Ждать пришлось не более двух минут. Вскоре с улицы появился, судя по неясному силуэту, мужчина с пистолетом в руке. Он осторожно вошел в открытую дверь и, вздрогнув, застыл на месте, когда глушитель «люгера» не слишком нежно воткнулся ему в шею.
– Бросьте оружие, руки за голову, три шага вперед. И не вздумайте поворачиваться!
Незваный гость подчинился приказу. Петерсен запер дверь. Включив фонарик, он осмотрел помещение. Стеллажи и витрины говорили, что когда-то здесь была ювелирная лавка.
– Теперь можете повернуться, – сказал он.
Человек повернулся.

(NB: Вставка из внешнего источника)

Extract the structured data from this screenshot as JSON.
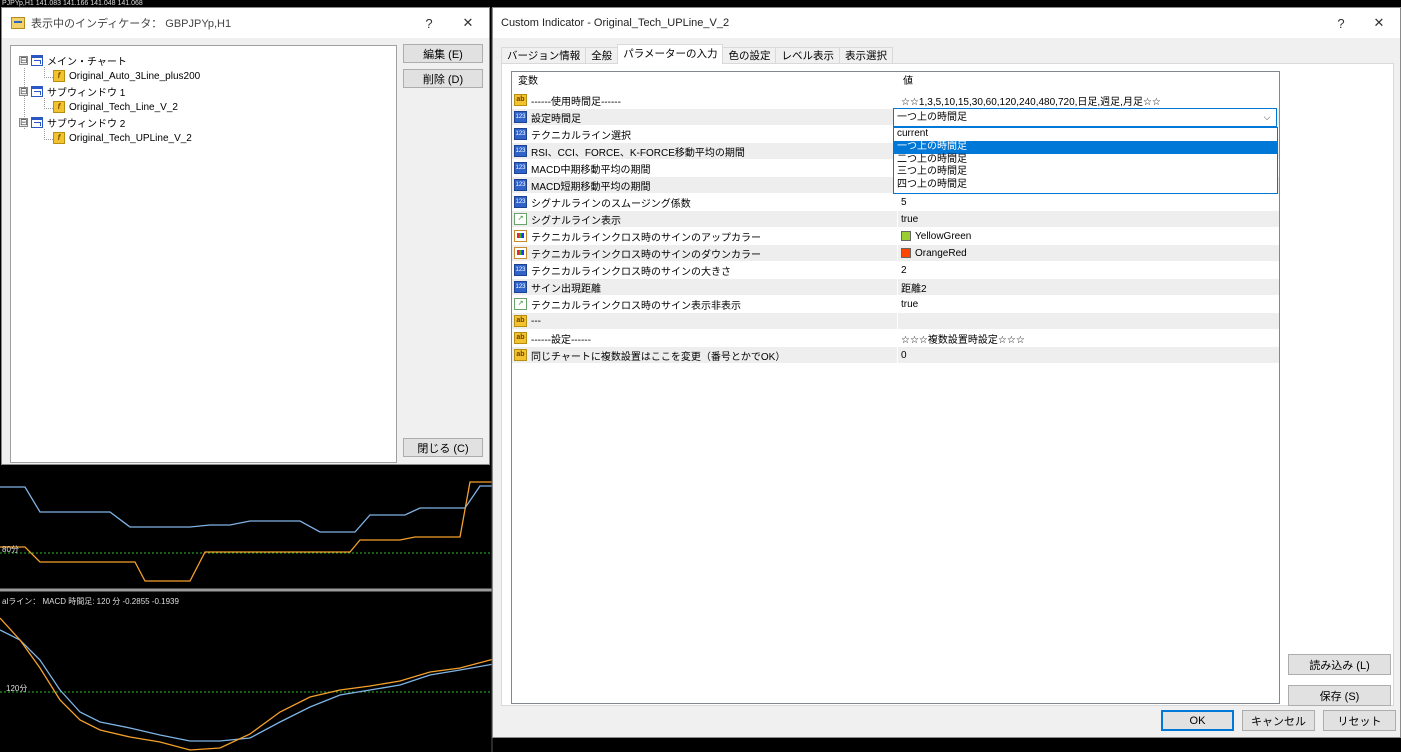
{
  "background": {
    "top_strip": "PJPYp,H1  141.083 141.166 141.048 141.068",
    "label_80": "80分",
    "macd_header": "alライン： MACD  時間足: 120 分 -0.2855 -0.1939",
    "label_120": "120分",
    "colors": {
      "line_blue": "#7fb3e6",
      "line_orange": "#f5a02a",
      "level_green": "#2dbb2d"
    }
  },
  "left_dialog": {
    "title": "表示中のインディケータ： GBPJPYp,H1",
    "help": "?",
    "close": "✕",
    "tree": [
      {
        "label": "メイン・チャート",
        "expander": "⊟"
      },
      {
        "label": "Original_Auto_3Line_plus200"
      },
      {
        "label": "サブウィンドウ 1",
        "expander": "⊟"
      },
      {
        "label": "Original_Tech_Line_V_2"
      },
      {
        "label": "サブウィンドウ 2",
        "expander": "⊟"
      },
      {
        "label": "Original_Tech_UPLine_V_2"
      }
    ],
    "buttons": {
      "edit": "編集 (E)",
      "delete": "削除 (D)",
      "close": "閉じる (C)"
    }
  },
  "right_dialog": {
    "title": "Custom Indicator - Original_Tech_UPLine_V_2",
    "help": "?",
    "close": "✕",
    "tabs": [
      "バージョン情報",
      "全般",
      "パラメーターの入力",
      "色の設定",
      "レベル表示",
      "表示選択"
    ],
    "active_tab": "パラメーターの入力",
    "grid": {
      "col_name": "変数",
      "col_value": "値",
      "rows": [
        {
          "icon": "ab",
          "name": "------使用時間足------",
          "value": "☆☆1,3,5,10,15,30,60,120,240,480,720,日足,週足,月足☆☆"
        },
        {
          "icon": "123",
          "name": "設定時間足",
          "value": ""
        },
        {
          "icon": "123",
          "name": "テクニカルライン選択",
          "value": ""
        },
        {
          "icon": "123",
          "name": "RSI、CCI、FORCE、K-FORCE移動平均の期間",
          "value": ""
        },
        {
          "icon": "123",
          "name": "MACD中期移動平均の期間",
          "value": ""
        },
        {
          "icon": "123",
          "name": "MACD短期移動平均の期間",
          "value": ""
        },
        {
          "icon": "123",
          "name": "シグナルラインのスムージング係数",
          "value": "5"
        },
        {
          "icon": "bool",
          "name": "シグナルライン表示",
          "value": "true"
        },
        {
          "icon": "color",
          "name": "テクニカルラインクロス時のサインのアップカラー",
          "value": "YellowGreen",
          "swatch": "#9acd32"
        },
        {
          "icon": "color",
          "name": "テクニカルラインクロス時のサインのダウンカラー",
          "value": "OrangeRed",
          "swatch": "#ff4500"
        },
        {
          "icon": "123",
          "name": "テクニカルラインクロス時のサインの大きさ",
          "value": "2"
        },
        {
          "icon": "123",
          "name": "サイン出現距離",
          "value": "距離2"
        },
        {
          "icon": "bool",
          "name": "テクニカルラインクロス時のサイン表示非表示",
          "value": "true"
        },
        {
          "icon": "ab",
          "name": "---",
          "value": ""
        },
        {
          "icon": "ab",
          "name": "------設定------",
          "value": "☆☆☆複数設置時設定☆☆☆"
        },
        {
          "icon": "ab",
          "name": "同じチャートに複数設置はここを変更（番号とかでOK）",
          "value": "0"
        }
      ]
    },
    "combo": {
      "value": "一つ上の時間足",
      "arrow": "⌵",
      "options": [
        "current",
        "一つ上の時間足",
        "二つ上の時間足",
        "三つ上の時間足",
        "四つ上の時間足"
      ],
      "selected_index": 1
    },
    "side_buttons": {
      "load": "読み込み (L)",
      "save": "保存 (S)"
    },
    "footer_buttons": {
      "ok": "OK",
      "cancel": "キャンセル",
      "reset": "リセット"
    }
  }
}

Выражение молодого лица было жестким и агрессивным, однако в глазах пришельца отразился явный испуг.
– Если у вас есть еще какое-либо оружие и вы попытаетесь это скрыть, я застрелю вас, – доверительно сообщил пленнику Петерсен.

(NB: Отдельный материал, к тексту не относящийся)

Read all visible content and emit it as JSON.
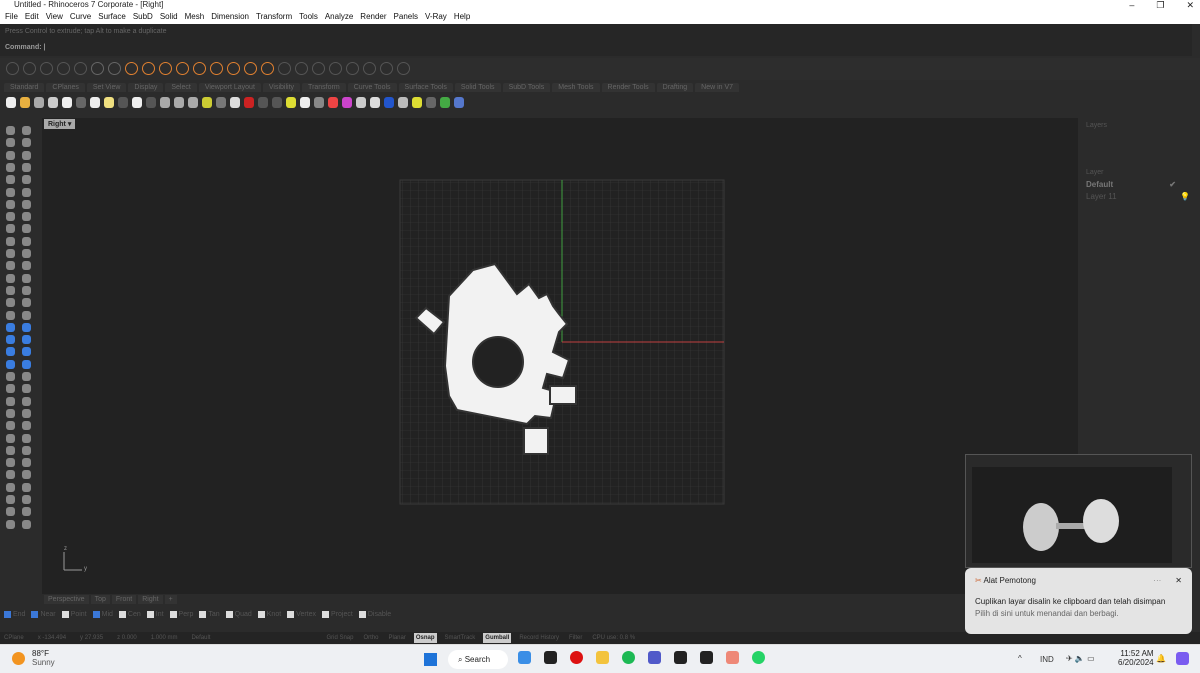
{
  "window": {
    "title": "Untitled - Rhinoceros 7 Corporate - [Right]"
  },
  "menu": [
    "File",
    "Edit",
    "View",
    "Curve",
    "Surface",
    "SubD",
    "Solid",
    "Mesh",
    "Dimension",
    "Transform",
    "Tools",
    "Analyze",
    "Render",
    "Panels",
    "V-Ray",
    "Help"
  ],
  "command": {
    "history": "Press Control to extrude; tap Alt to make a duplicate",
    "prompt": "Command:"
  },
  "toolbar_tabs": [
    "Standard",
    "CPlanes",
    "Set View",
    "Display",
    "Select",
    "Viewport Layout",
    "Visibility",
    "Transform",
    "Curve Tools",
    "Surface Tools",
    "Solid Tools",
    "SubD Tools",
    "Mesh Tools",
    "Render Tools",
    "Drafting",
    "New in V7"
  ],
  "viewport": {
    "label": "Right",
    "axis_z": "z",
    "axis_y": "y"
  },
  "layers": {
    "title": "Layers",
    "column": "Layer",
    "items": [
      {
        "name": "Default",
        "current": true
      },
      {
        "name": "Layer 11"
      }
    ]
  },
  "viewport_tabs": [
    "Perspective",
    "Top",
    "Front",
    "Right",
    "+"
  ],
  "osnaps": [
    {
      "label": "End",
      "on": true
    },
    {
      "label": "Near",
      "on": true
    },
    {
      "label": "Point",
      "on": false
    },
    {
      "label": "Mid",
      "on": true
    },
    {
      "label": "Cen",
      "on": false
    },
    {
      "label": "Int",
      "on": false
    },
    {
      "label": "Perp",
      "on": false
    },
    {
      "label": "Tan",
      "on": false
    },
    {
      "label": "Quad",
      "on": false
    },
    {
      "label": "Knot",
      "on": false
    },
    {
      "label": "Vertex",
      "on": false
    },
    {
      "label": "Project",
      "on": false
    },
    {
      "label": "Disable",
      "on": false
    }
  ],
  "status": {
    "cplane": "CPlane",
    "x": "x -134.494",
    "y": "y 27.935",
    "z": "z 0.000",
    "units": "1.000 mm",
    "layer": "Default",
    "panes": [
      {
        "label": "Grid Snap",
        "on": false
      },
      {
        "label": "Ortho",
        "on": false
      },
      {
        "label": "Planar",
        "on": false
      },
      {
        "label": "Osnap",
        "on": true
      },
      {
        "label": "SmartTrack",
        "on": false
      },
      {
        "label": "Gumball",
        "on": true
      },
      {
        "label": "Record History",
        "on": false
      },
      {
        "label": "Filter",
        "on": false
      },
      {
        "label": "CPU use: 0.8 %",
        "on": false
      }
    ]
  },
  "toast": {
    "app": "Alat Pemotong",
    "message": "Cuplikan layar disalin ke clipboard dan telah disimpan",
    "sub": "Pilih di sini untuk menandai dan berbagi.",
    "more": "···",
    "close": "✕"
  },
  "taskbar": {
    "weather_temp": "88°F",
    "weather_desc": "Sunny",
    "search": "Search",
    "lang": "IND",
    "time": "11:52 AM",
    "date": "6/20/2024",
    "badges": {
      "mail": "25",
      "teams": "9+",
      "whatsapp": "18"
    }
  },
  "colors": {
    "x_axis": "#c04040",
    "y_axis": "#40a040",
    "accent": "#3b78d8"
  }
}
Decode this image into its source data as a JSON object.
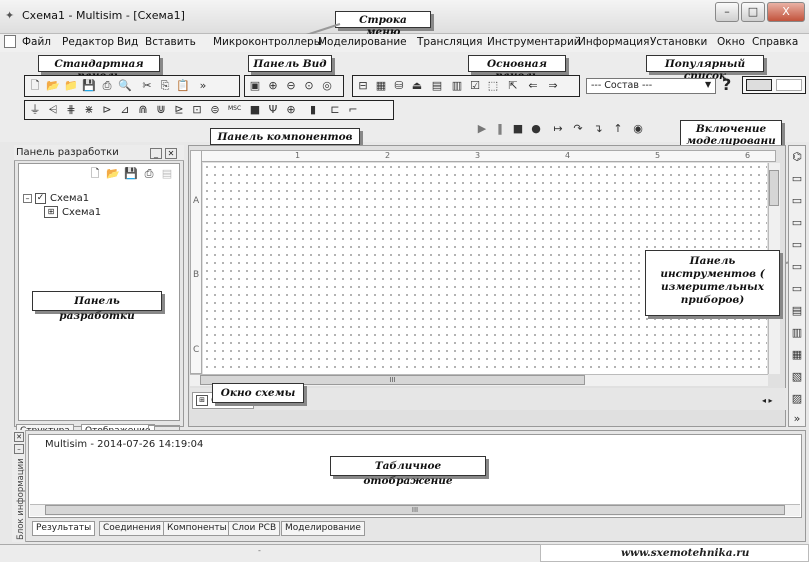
{
  "window": {
    "title": "Схема1 - Multisim - [Схема1]",
    "minimize": "–",
    "maximize": "□",
    "close": "X"
  },
  "menu": {
    "items": [
      "Файл",
      "Редактор",
      "Вид",
      "Вставить",
      "Микроконтроллеры",
      "Моделирование",
      "Трансляция",
      "Инструментарий",
      "Информация",
      "Установки",
      "Окно",
      "Справка"
    ]
  },
  "callouts": {
    "menu_bar": "Строка меню",
    "standard_panel": "Стандартная панель",
    "view_panel": "Панель Вид",
    "main_panel": "Основная панель",
    "popular_list": "Популярный список",
    "components_panel": "Панель компонентов",
    "sim_switch": "Включение моделировани",
    "design_panel": "Панель разработки",
    "schematic_window": "Окно схемы",
    "instruments_panel": "Панель инструментов ( измерительных приборов)",
    "spreadsheet_view": "Табличное отображение"
  },
  "toolbar": {
    "popular_dropdown": "--- Состав ---",
    "help": "?",
    "msc": "MSC"
  },
  "design_panel": {
    "title": "Панель разработки",
    "tree_root": "Схема1",
    "tree_child": "Схема1",
    "tabs": [
      "Структура",
      "Отображение"
    ]
  },
  "schematic": {
    "tab": "Схема1",
    "ruler_rows": [
      "A",
      "B",
      "C"
    ],
    "ruler_cols": [
      "1",
      "2",
      "3",
      "4",
      "5",
      "6"
    ],
    "hscroll": "III"
  },
  "bottom": {
    "log_line": "Multisim  -  2014-07-26 14:19:04",
    "side_label": "Блок информации",
    "tabs": [
      "Результаты",
      "Соединения",
      "Компоненты",
      "Слои PCB",
      "Моделирование"
    ],
    "hscroll": "III"
  },
  "watermark": "www.sxemotehnika.ru"
}
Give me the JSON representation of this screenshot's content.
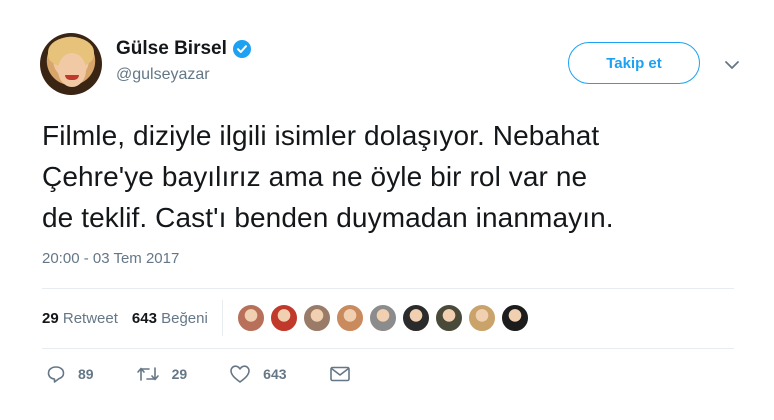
{
  "author": {
    "name": "Gülse Birsel",
    "handle": "@gulseyazar",
    "verified": true
  },
  "follow_button": {
    "label": "Takip et"
  },
  "tweet": {
    "lines": [
      "Filmle, diziyle ilgili isimler dolaşıyor. Nebahat",
      "Çehre'ye bayılırız ama ne öyle bir rol var ne",
      "de teklif. Cast'ı benden duymadan inanmayın."
    ]
  },
  "timestamp": "20:00 - 03 Tem 2017",
  "stats": {
    "retweets_count": "29",
    "retweets_label": "Retweet",
    "likes_count": "643",
    "likes_label": "Beğeni"
  },
  "liker_avatars": [
    {
      "color": "#b8705a"
    },
    {
      "color": "#c0392b"
    },
    {
      "color": "#9a7b68"
    },
    {
      "color": "#c98a5e"
    },
    {
      "color": "#8c8c8c"
    },
    {
      "color": "#2b2b2b"
    },
    {
      "color": "#4a4a3a"
    },
    {
      "color": "#c9a36a"
    },
    {
      "color": "#1c1c1c"
    }
  ],
  "actions": {
    "reply_count": "89",
    "retweet_count": "29",
    "like_count": "643"
  },
  "colors": {
    "accent": "#1da1f2",
    "text": "#14171a",
    "secondary": "#657786",
    "divider": "#e6ecf0"
  }
}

– У меня нет другого оружия.
– Дайте мне ваши документы. Молодой человек стиснул зубы и не двинулся с места. Петерсен вздохнул.
– Неужели вы не разглядели глушитель? – поинтересовался он. – Я могу забрать документы у трупа. Звука выстрела никто не услышит. А самое главное – его не услышите вы.

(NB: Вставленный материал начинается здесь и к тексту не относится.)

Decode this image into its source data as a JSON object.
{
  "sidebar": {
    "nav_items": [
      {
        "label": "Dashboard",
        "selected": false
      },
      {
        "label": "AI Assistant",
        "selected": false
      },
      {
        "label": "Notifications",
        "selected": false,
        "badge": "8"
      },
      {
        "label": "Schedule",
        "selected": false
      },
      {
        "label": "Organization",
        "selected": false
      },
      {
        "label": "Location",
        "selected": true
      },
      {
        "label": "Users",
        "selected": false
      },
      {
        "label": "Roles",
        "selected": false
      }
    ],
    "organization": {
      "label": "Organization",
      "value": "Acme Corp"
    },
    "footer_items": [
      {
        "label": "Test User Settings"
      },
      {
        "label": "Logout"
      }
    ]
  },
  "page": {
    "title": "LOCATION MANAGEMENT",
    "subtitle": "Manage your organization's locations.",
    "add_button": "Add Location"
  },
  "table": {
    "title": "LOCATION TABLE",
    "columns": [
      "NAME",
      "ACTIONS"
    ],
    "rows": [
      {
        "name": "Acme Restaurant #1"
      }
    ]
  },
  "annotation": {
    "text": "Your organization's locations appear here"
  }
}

Секунду поколебавшись, офицер расстегнул мундир и вынул из кармана бумажник.
– "Ганс Винтерман, – вслух прочитал Петерсен. – Родился 24 августа 1924 года". Значит, вам – девятнадцать. И уже лейтенант. Должно быть, вы смышленый юноша, – он захлопнул бумажник и спрятал его в свой карман. – Вы следили за мной весь сегодняшний вечер. И весь день вчера. И позавчера. Такое постоянство утомительно, особенно если оно столь явно. Итак, почему вы следили за мной?
– Зачем вы спрашиваете? – промолвил молодой офицер. – Вам ведь теперь известно, где я служу.
Взмахом руки Петерсен заставил его замолчать.
– Хватит, хватит! У меня и без того мало времени.
Свирепое выражение окончательно покинуло лицо лейтенанта.
– Вы убьете меня? – почти жалобно спросил он.
– Не валяйте дурака...
Отель «Сплендид» [1]1
Великолепный (англ.).
[Закрыть] можно было назвать как угодно, но только не великолепным. Однако эта сомнительная конспиративность вполне устраивала Петерсена. Взглянув в треснутое и испачканное стекло парадной двери, он с удивлением обнаружил, что консьерж – жирный, небритый и сильно потрепанный жизнью – на этот раз не спал или почти проснулся, во всяком случае достаточно для того, чтобы приложить бутылку к губам. Миновав парадную лестницу, Петерсен обошел отель с тыла, влез по пожарной лестнице на четвертый этаж и через запасной вход пробрался в гостиницу. Пройдя по коридору, он свернул налево, открыл дверь отмычкой и вошел в свой номер. Быстро осмотрев ящики стола и шкафы и удовлетворившись увиденным, он накинул пальто и, вновь заперев номер, вернулся по коридору на пожарную лестницу. Здесь было значительно холодней, чем внизу, где дома хоть немного, но все же укрывали от ветра. Оставалось надеяться, что ждать придется недолго.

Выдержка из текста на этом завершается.